Em política, como se sabe, a verdade é, em grande parte, irrelevante; os
efeitos decorrem principalmente do que se imagina que seja e não do que é.
A transição brasileira para a democracia foi consentida. Um parecer do ministro
Neri da Silveira transformado em Resolução do Superior Tribunal Eleitoral
declarou a inaplicabilidade da fidelidade partidária no Colégio Eleitoral,
possibilitando juridicamente a eleição de Tancredo Neves. Isto certamente foi
facilitado pelo fato de ter o notório senhor Paulo Maluf atropelado o último
general-presidente, João Baptista de Oliveira Figueiredo, fazendo-se candidato
pela Arena contra a vontade deste.
Tancredo Neves, um homem de centro, fora apoiado pela esquerda. Depois do
breve interregno de Collor/P.C. Farias, vêm Fernando Henrique, considerado um
homem de esquerda, e a quintessência da esquerda tolerada pelo regime militar:
Luís Inácio Lula da Silva. O partido de Fernando Henrique, o PSDB, estruturara-se
a partir de intelectuais de esquerda que, antes, formavam os “puros” do PMDB, qualificativo
difícil de ser explicado e entendido, tratando-se de política partidária. O
partido de Lula, o PT, tinha, em seus estatutos originais, compromisso com a revolução
socialista, depois abrandado em tempos de democracia. Era, portanto, a esquerda
no poder.
É verdade que o PT no poder não é o mesmo PT da oposição. Disseram-no,
mais por atos que por palavras, o então presidente Lula e o então todo-poderoso
ministro Dirceu quando defenestraram, por mal ou por bem, os petistas coerentes
que saíram para fundar o PSOL. Entretanto, o governo que aí está, chefiado por
D. Dilma, invenção política de Lula de quem fora um alter ego tecnicamente competente na administração do governo, é a
esquerda “clássica” em toda sua glória: os derrotados de ontem, hoje
vitoriosos, graças à democracia.
Chegamos, assim, às manifestações de junho de 2013. Não se trata de um
movimento contra o governo e a favor da oposição. Não se trata de um protesto
da esquerda contra a direita. A direita, no Brasil, com cara e identidade de
direita, já havia desaparecido há muito tempo. Restava uma esquerda “clássica”,
parada no tempo, ainda "lutando contra a Ditadura” e que, como a Carolina de Chico
Buarque, não viu o tempo passar na janela.

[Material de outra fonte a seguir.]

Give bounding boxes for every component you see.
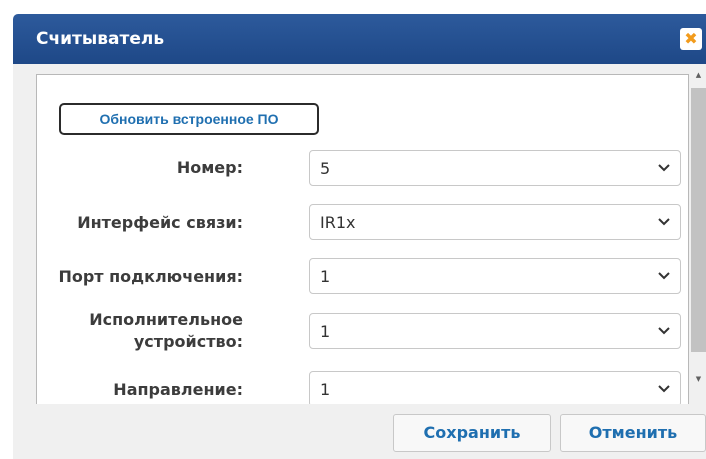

Essa esquerda “clássica” acaba de ser enterrada pelos jovens na rua, que
representam os interesses que ela, a esquerda, deveria estar defendendo, só que
eles, os jovens, não querem, para isso, uma ditadura. Tal qual os que
derrubaram o muro de Berlim e os regimes ditatoriais do leste europeu, com
protestos e passeatas, eles não querem algo especifico, mas, apenas, denunciam
que “isso que ai está” não pode continuar.
Este governo e seu principal partido não representam mais o santo
guerreiro da esquerda personalizada contra o dragão da maldade da direita mais
ou menos identificada. Acaba-se, desse modo, a sacralização dos que se arrogavam santidade política em virtude de terem “derrubado” a Ditadura. Acaba-se a blindagem
de um grupo político que, alegadamente, é – e só ele o é – o defensor do
povo e o único adversário político de nebulosas “elites” (que certamente
existem, mas jamais são precisamente identificadas; como fantasma, o inimigo é
mais assustador).
É o Muro de Berlim caindo no Brasil. A sociedade chegou a seu limite de
tolerância com "isso que aí está", e não há salvadores da Pátria previamente ungidos a quem recorrer.